Considering Heart Rate (HR) and Respiration Rate (RR)
Heart and Respiration In-Car Embedded Non-Intrusive Sensors i.e., the HARKEN system is a comprehensive setup involving a seat sensor, a seat belt sensor, and a Signal Processing Unit (SPU). The functioning of this system is explained in this research paper.
The SPU plays a crucial role in processing real-time sensor data collected from seatbelt and seat cover, which includes capturing physiological signals to monitor fatigue-related physiological activity and prevent car accidents.
This monitoring extends to both mechanical and physiological activity associated with respiration and the cardiac cycle.
One of the innovative aspects of the system involves the integration of smart textile materials into the seat cover and safety belt. This integration allows the system to detect and filter out noise and artifacts caused by the vehicle’s motion.
Additionally, it calculates various parameters such as heart rate variability and respiration signals, presenting this information in a format that can be seamlessly integrated into a fatigue detector.
Moreover, the system overcomes certain limitations of conventional systems by utilizing smart textile materials and addressing issues related to the placement and pressure of safety belt straps for physiological monitoring. This innovative approach aims to enhance the accuracy and reliability of monitoring physiological signals in the context of driving, ultimately contributing to a safer driving experience.
Conclusion
There are several driver health management-related systems in the works that function by predicting and managing health conditions such as stroke.

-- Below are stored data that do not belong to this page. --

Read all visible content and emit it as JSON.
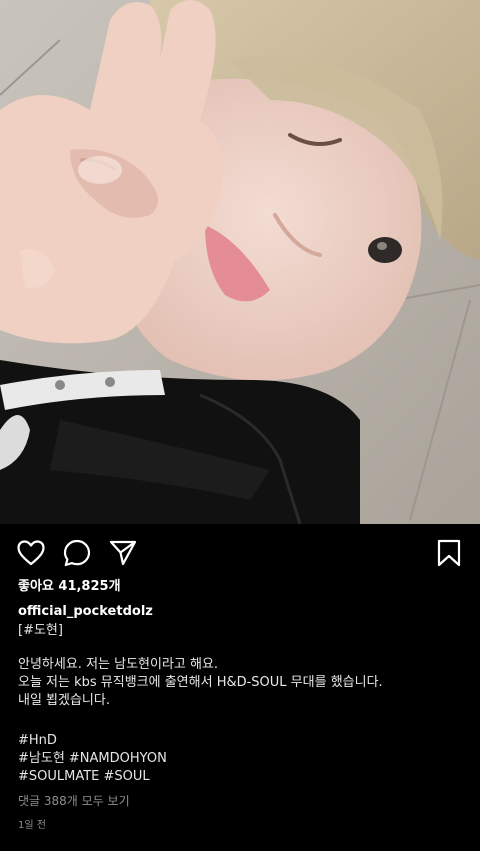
{
  "post": {
    "likes_text": "좋아요 41,825개",
    "username": "official_pocketdolz",
    "member_tag": "[#도현]",
    "caption_lines": [
      "안녕하세요. 저는 남도현이라고 해요.",
      "오늘 저는 kbs 뮤직뱅크에 출연해서 H&D-SOUL 무대를 했습니다.",
      "내일 뵙겠습니다."
    ],
    "hashtag_lines": [
      "#HnD",
      "#남도현 #NAMDOHYON",
      "#SOULMATE #SOUL"
    ],
    "view_comments": "댓글 388개 모두 보기",
    "time_ago": "1일 전"
  },
  "actions": {
    "like_icon": "heart-outline-icon",
    "comment_icon": "speech-bubble-icon",
    "share_icon": "paper-plane-icon",
    "save_icon": "bookmark-icon"
  },
  "colors": {
    "background": "#000000",
    "text": "#ffffff",
    "muted": "#8e8e8e"
  }
}
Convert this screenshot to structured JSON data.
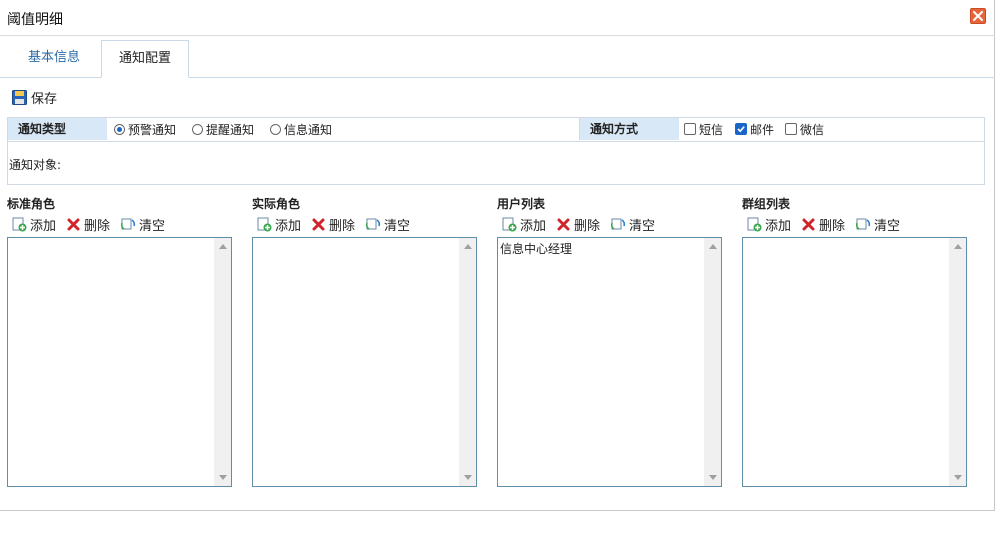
{
  "window": {
    "title": "阈值明细"
  },
  "tabs": [
    {
      "label": "基本信息"
    },
    {
      "label": "通知配置"
    }
  ],
  "toolbar": {
    "save_label": "保存"
  },
  "form": {
    "notify_type_label": "通知类型",
    "notify_types": [
      {
        "label": "预警通知",
        "selected": true
      },
      {
        "label": "提醒通知",
        "selected": false
      },
      {
        "label": "信息通知",
        "selected": false
      }
    ],
    "notify_method_label": "通知方式",
    "notify_methods": [
      {
        "label": "短信",
        "checked": false
      },
      {
        "label": "邮件",
        "checked": true
      },
      {
        "label": "微信",
        "checked": false
      }
    ],
    "target_label": "通知对象:"
  },
  "panels": [
    {
      "title": "标准角色",
      "add": "添加",
      "delete": "删除",
      "clear": "清空",
      "items": []
    },
    {
      "title": "实际角色",
      "add": "添加",
      "delete": "删除",
      "clear": "清空",
      "items": []
    },
    {
      "title": "用户列表",
      "add": "添加",
      "delete": "删除",
      "clear": "清空",
      "items": [
        "信息中心经理"
      ]
    },
    {
      "title": "群组列表",
      "add": "添加",
      "delete": "删除",
      "clear": "清空",
      "items": []
    }
  ],
  "colors": {
    "accent": "#1a66c8",
    "tab_text": "#2b6aa6",
    "label_bg": "#d8e8f7",
    "close": "#e8643a"
  }
}
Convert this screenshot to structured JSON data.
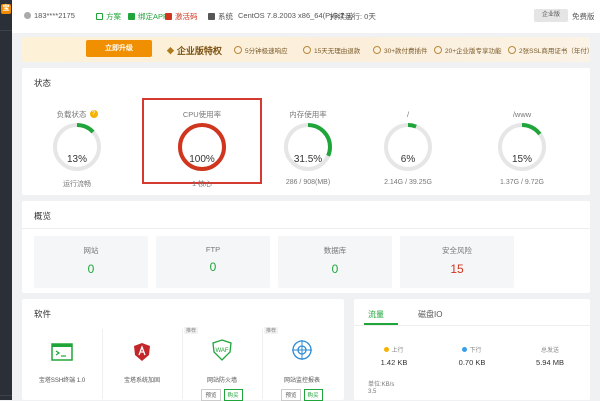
{
  "colors": {
    "green": "#20a53a",
    "red": "#d0351e",
    "orange": "#f08f00",
    "track": "#e6e6e6"
  },
  "sidebar": {
    "logo": "宝"
  },
  "topbar": {
    "user": "183****2175",
    "items": [
      "方案",
      "绑定APP",
      "激活码",
      "系统",
      "CentOS 7.8.2003 x86_64(Py3.7.9)",
      "持续运行: 0天"
    ],
    "enterprise_btn": "企业版",
    "right_text": "免费版"
  },
  "banner": {
    "upgrade_label": "立即升级",
    "title": "企业版特权",
    "features": [
      "5分钟极速响应",
      "15天无理由退款",
      "30+款付费插件",
      "20+企业版专享功能",
      "2张SSL商用证书（年付）"
    ]
  },
  "status": {
    "title": "状态",
    "gauges": [
      {
        "label": "负载状态",
        "value": "13%",
        "sub": "运行流畅",
        "percent": 13,
        "color": "#20a53a",
        "help": "?"
      },
      {
        "label": "CPU使用率",
        "value": "100%",
        "sub": "1 核心",
        "percent": 100,
        "color": "#d0351e"
      },
      {
        "label": "内存使用率",
        "value": "31.5%",
        "sub": "286 / 908(MB)",
        "percent": 31.5,
        "color": "#20a53a"
      },
      {
        "label": "/",
        "value": "6%",
        "sub": "2.14G / 39.25G",
        "percent": 6,
        "color": "#20a53a"
      },
      {
        "label": "/www",
        "value": "15%",
        "sub": "1.37G / 9.72G",
        "percent": 15,
        "color": "#20a53a"
      }
    ]
  },
  "overview": {
    "title": "概览",
    "cards": [
      {
        "label": "网站",
        "value": "0"
      },
      {
        "label": "FTP",
        "value": "0"
      },
      {
        "label": "数据库",
        "value": "0"
      },
      {
        "label": "安全风险",
        "value": "15"
      }
    ]
  },
  "software": {
    "title": "软件",
    "items": [
      {
        "name": "宝塔SSH终端 1.0",
        "icon": "terminal-icon",
        "tag": ""
      },
      {
        "name": "宝塔系统加固",
        "icon": "shield-a-icon",
        "tag": ""
      },
      {
        "name": "网站防火墙",
        "icon": "waf-icon",
        "tag": "推荐",
        "buttons": [
          "预览",
          "购买"
        ]
      },
      {
        "name": "网站监控报表",
        "icon": "monitor-icon",
        "tag": "推荐",
        "buttons": [
          "预览",
          "购买"
        ]
      }
    ]
  },
  "traffic": {
    "tabs": [
      "流量",
      "磁盘IO"
    ],
    "stats": [
      {
        "label": "上行",
        "value": "1.42 KB",
        "dot": "#f3b300"
      },
      {
        "label": "下行",
        "value": "0.70 KB",
        "dot": "#3a9ee8"
      },
      {
        "label": "总发送",
        "value": "5.94 MB",
        "dot": ""
      }
    ],
    "unit": "单位:KB/s",
    "ytick": "3.5"
  }
}
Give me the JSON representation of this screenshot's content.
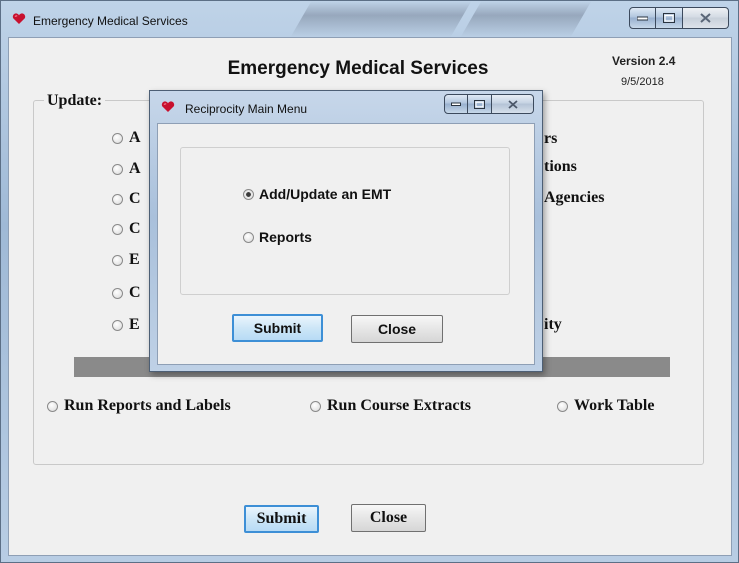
{
  "window": {
    "title": "Emergency Medical Services",
    "app_title": "Emergency Medical Services",
    "version": "Version 2.4",
    "date": "9/5/2018",
    "update_label": "Update:",
    "update_options": [
      "A",
      "A",
      "C",
      "C",
      "E",
      "C",
      "E"
    ],
    "right_fragments": [
      "rs",
      "tions",
      "Agencies",
      "ity"
    ],
    "bottom_options": [
      {
        "label": "Run Reports and Labels",
        "checked": false
      },
      {
        "label": "Run Course Extracts",
        "checked": false
      },
      {
        "label": "Work Table",
        "checked": false
      }
    ],
    "submit_label": "Submit",
    "close_label": "Close"
  },
  "dialog": {
    "title": "Reciprocity Main Menu",
    "options": [
      {
        "label": "Add/Update an EMT",
        "checked": true
      },
      {
        "label": "Reports",
        "checked": false
      }
    ],
    "submit_label": "Submit",
    "close_label": "Close"
  },
  "icons": {
    "app": "heart-icon",
    "minimize": "minimize-icon",
    "maximize": "maximize-icon",
    "close": "close-icon"
  },
  "colors": {
    "heart": "#c8102e",
    "default_button_border": "#3d8fd6"
  }
}
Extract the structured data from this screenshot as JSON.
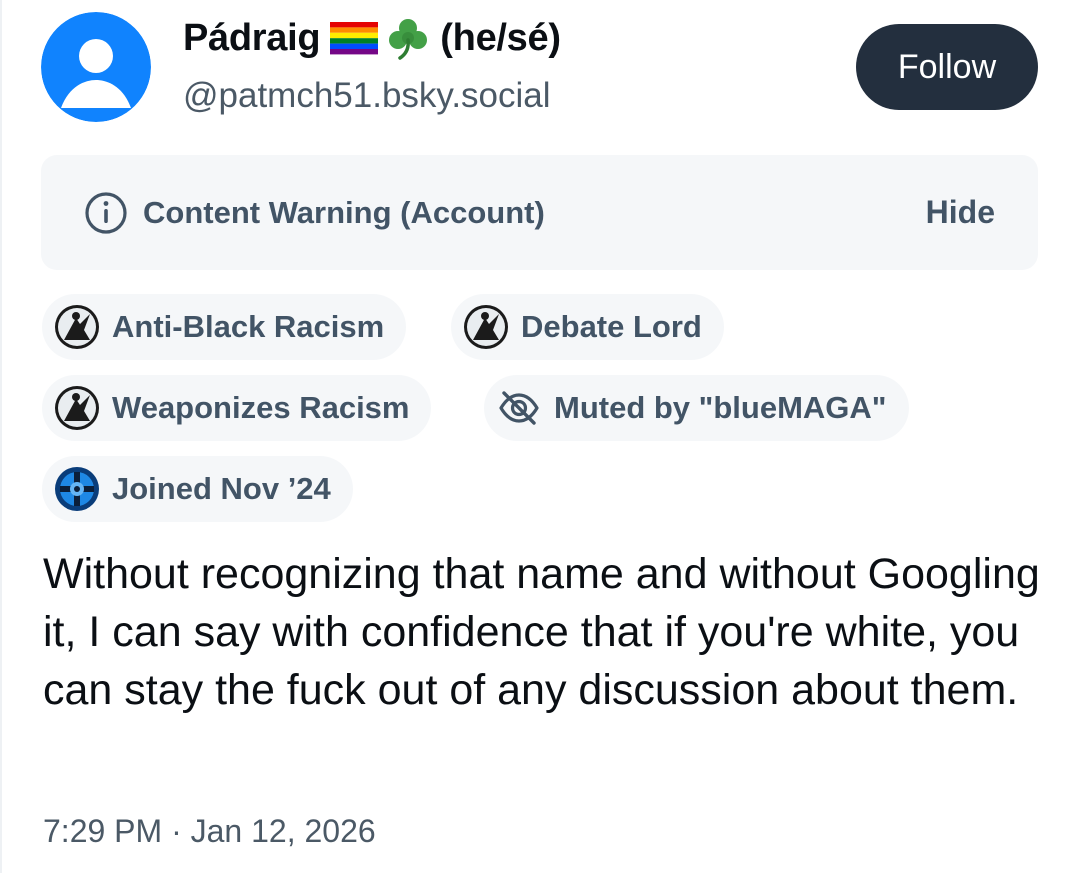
{
  "author": {
    "display_name": "Pádraig",
    "flag_icon": "rainbow-flag-icon",
    "shamrock_icon": "shamrock-icon",
    "pronouns": "(he/sé)",
    "handle": "@patmch51.bsky.social",
    "avatar_icon": "default-avatar-icon",
    "avatar_color": "#1083fe"
  },
  "follow_button": {
    "label": "Follow",
    "color": "#232f3e"
  },
  "content_warning": {
    "icon": "info-circle-icon",
    "label": "Content Warning (Account)",
    "action_label": "Hide"
  },
  "labels": [
    {
      "icon": "labeler-avatar-icon",
      "text": "Anti-Black Racism"
    },
    {
      "icon": "labeler-avatar-icon",
      "text": "Debate Lord"
    },
    {
      "icon": "labeler-avatar-icon",
      "text": "Weaponizes Racism"
    },
    {
      "icon": "eye-slash-icon",
      "text": "Muted by \"blueMAGA\""
    },
    {
      "icon": "labeler-avatar-icon",
      "text": "Joined Nov ’24"
    }
  ],
  "post": {
    "text": "Without recognizing that name and without Googling it, I can say with confidence that if you're white, you can stay the fuck out of any discussion about them.",
    "timestamp": "7:29 PM · Jan 12, 2026"
  },
  "colors": {
    "chip_background": "#f5f7f9",
    "muted_text": "#425466",
    "handle_text": "#4b5966"
  }
}
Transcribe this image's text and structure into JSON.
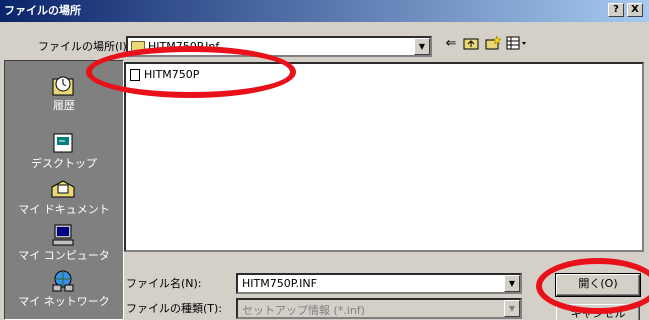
{
  "dialog": {
    "title": "ファイルの場所",
    "help_button": "?",
    "close_button": "X"
  },
  "toolbar": {
    "location_label": "ファイルの場所(I):",
    "location_value": "HITM750P.Inf",
    "back_icon": "back-arrow-icon",
    "up_icon": "up-folder-icon",
    "new_folder_icon": "new-folder-icon",
    "view_menu_icon": "view-menu-icon"
  },
  "places": [
    {
      "label": "履歴",
      "icon": "history-icon"
    },
    {
      "label": "デスクトップ",
      "icon": "desktop-icon"
    },
    {
      "label": "マイ ドキュメント",
      "icon": "my-documents-icon"
    },
    {
      "label": "マイ コンピュータ",
      "icon": "my-computer-icon"
    },
    {
      "label": "マイ ネットワーク",
      "icon": "my-network-icon"
    }
  ],
  "files": [
    {
      "name": "HITM750P",
      "icon": "setup-info-file-icon"
    }
  ],
  "filename_label": "ファイル名(N):",
  "filename_value": "HITM750P.INF",
  "filetype_label": "ファイルの種類(T):",
  "filetype_value": "セットアップ情報 (*.inf)",
  "open_button": "開く(O)",
  "cancel_button": "キャンセル",
  "annotation_color": "#e8111a"
}
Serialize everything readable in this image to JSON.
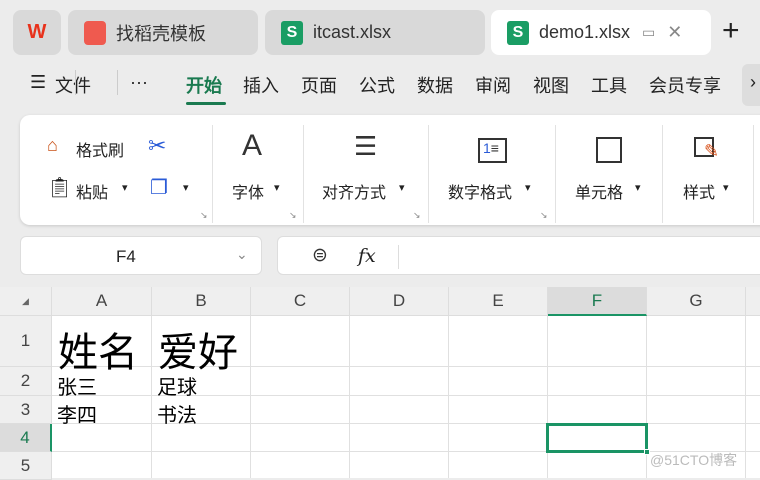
{
  "tabs": [
    {
      "label": "找稻壳模板"
    },
    {
      "label": "itcast.xlsx"
    },
    {
      "label": "demo1.xlsx"
    }
  ],
  "menu": {
    "file": "文件",
    "more": "···",
    "items": [
      "开始",
      "插入",
      "页面",
      "公式",
      "数据",
      "审阅",
      "视图",
      "工具",
      "会员专享"
    ]
  },
  "ribbon": {
    "format_painter": "格式刷",
    "paste": "粘贴",
    "font": "字体",
    "align": "对齐方式",
    "number": "数字格式",
    "cell": "单元格",
    "style": "样式"
  },
  "name_box": "F4",
  "formula": {
    "fx": "fx",
    "value": ""
  },
  "columns": [
    "A",
    "B",
    "C",
    "D",
    "E",
    "F",
    "G"
  ],
  "rows": [
    "1",
    "2",
    "3",
    "4",
    "5"
  ],
  "cells": {
    "A1": "姓名",
    "B1": "爱好",
    "A2": "张三",
    "B2": "足球",
    "A3": "李四",
    "B3": "书法"
  },
  "active_cell": "F4",
  "accent": "#1a9465",
  "watermark": "@51CTO博客"
}
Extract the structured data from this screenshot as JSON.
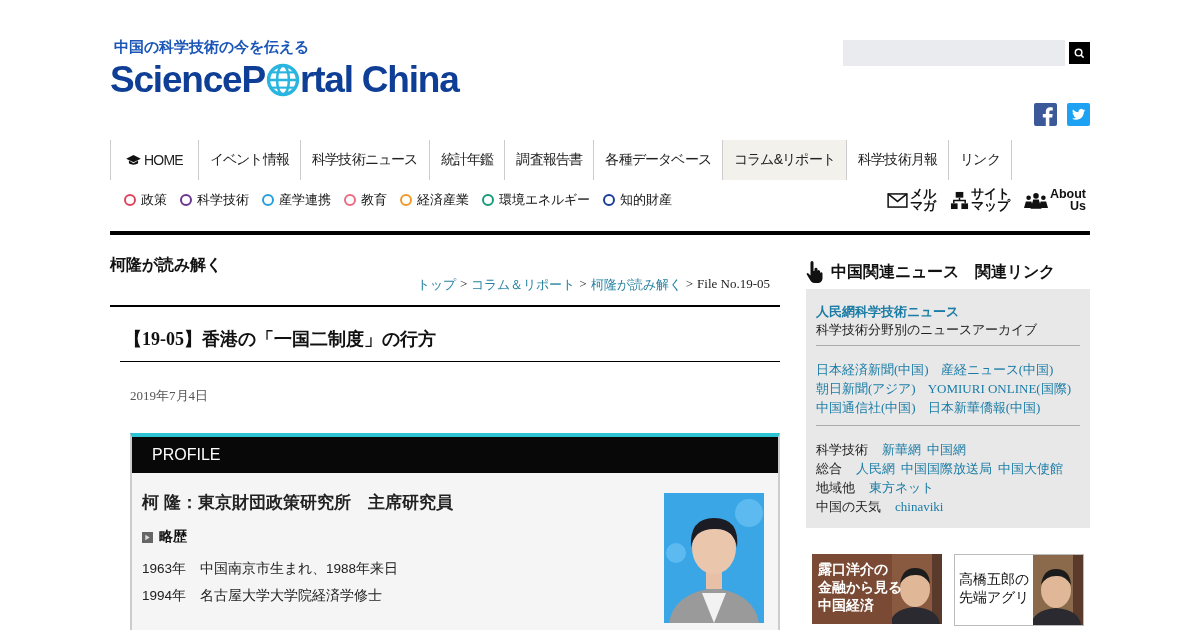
{
  "header": {
    "tagline": "中国の科学技術の今を伝える",
    "logo_before": "ScienceP",
    "logo_after": "rtal China"
  },
  "nav": [
    {
      "label": "HOME",
      "kind": "home",
      "selected": false
    },
    {
      "label": "イベント情報",
      "kind": "text",
      "selected": false
    },
    {
      "label": "科学技術ニュース",
      "kind": "text",
      "selected": false
    },
    {
      "label": "統計年鑑",
      "kind": "text",
      "selected": false
    },
    {
      "label": "調査報告書",
      "kind": "text",
      "selected": false
    },
    {
      "label": "各種データベース",
      "kind": "text",
      "selected": false
    },
    {
      "label": "コラム&リポート",
      "kind": "text",
      "selected": true
    },
    {
      "label": "科学技術月報",
      "kind": "text",
      "selected": false
    },
    {
      "label": "リンク",
      "kind": "text",
      "selected": false
    }
  ],
  "categories": [
    {
      "label": "政策",
      "color": "#e0445a"
    },
    {
      "label": "科学技術",
      "color": "#6b3593"
    },
    {
      "label": "産学連携",
      "color": "#2a9fdc"
    },
    {
      "label": "教育",
      "color": "#ea6a82"
    },
    {
      "label": "経済産業",
      "color": "#f09a2a"
    },
    {
      "label": "環境エネルギー",
      "color": "#1a9a7a"
    },
    {
      "label": "知的財産",
      "color": "#1c3c9c"
    }
  ],
  "utility_links": [
    {
      "kind": "mail",
      "lines": [
        "メル",
        "マガ"
      ]
    },
    {
      "kind": "sitemap",
      "lines": [
        "サイト",
        "マップ"
      ]
    },
    {
      "kind": "about",
      "lines": [
        "About",
        "Us"
      ]
    }
  ],
  "section_title": "柯隆が読み解く",
  "breadcrumb_separator": ">",
  "breadcrumb": [
    {
      "label": "トップ",
      "link": true
    },
    {
      "label": "コラム＆リポート",
      "link": true
    },
    {
      "label": "柯隆が読み解く",
      "link": true
    },
    {
      "label": "File No.19-05",
      "link": false
    }
  ],
  "article": {
    "title_prefix": "【19-05】",
    "title": "香港の「一国二制度」の行方",
    "date": "2019年7月4日",
    "profile": {
      "heading": "PROFILE",
      "name": "柯 隆：東京財団政策研究所　主席研究員",
      "subheading": "略歴",
      "history": [
        {
          "year": "1963年",
          "text": "中国南京市生まれ、1988年来日"
        },
        {
          "year": "1994年",
          "text": "名古屋大学大学院経済学修士"
        }
      ]
    }
  },
  "sidebar": {
    "title": "中国関連ニュース　関連リンク",
    "featured": {
      "link": "人民網科学技術ニュース",
      "description": "科学技術分野別のニュースアーカイブ"
    },
    "news_links": [
      [
        "日本経済新聞(中国)",
        "産経ニュース(中国)"
      ],
      [
        "朝日新聞(アジア)",
        "YOMIURI ONLINE(国際)"
      ],
      [
        "中国通信社(中国)",
        "日本新華僑報(中国)"
      ]
    ],
    "categories": [
      {
        "label": "科学技術",
        "links": [
          "新華網",
          "中国網"
        ]
      },
      {
        "label": "総合",
        "links": [
          "人民網",
          "中国国際放送局",
          "中国大使館"
        ]
      },
      {
        "label": "地域他",
        "links": [
          "東方ネット"
        ]
      },
      {
        "label": "中国の天気",
        "links": [
          "chinaviki"
        ]
      }
    ]
  },
  "banners": [
    {
      "kind": "brown",
      "lines": [
        "露口洋介の",
        "金融から見る",
        "中国経済"
      ]
    },
    {
      "kind": "white",
      "lines": [
        "高橋五郎の",
        "先端アグリ"
      ]
    }
  ]
}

The Internet of Things (IoT) plays a crucial role in developing life-saving technologies by enabling seamless communication between devices. This creates an intelligent technology ecosystem that thrives on interconnectedness, ultimately leading to better outcomes for those who rely on these technologies.
This ability will keep drivers alert, suggest rest when needed, and quickly report incidents as and when they occur, enabling quick response from first responders.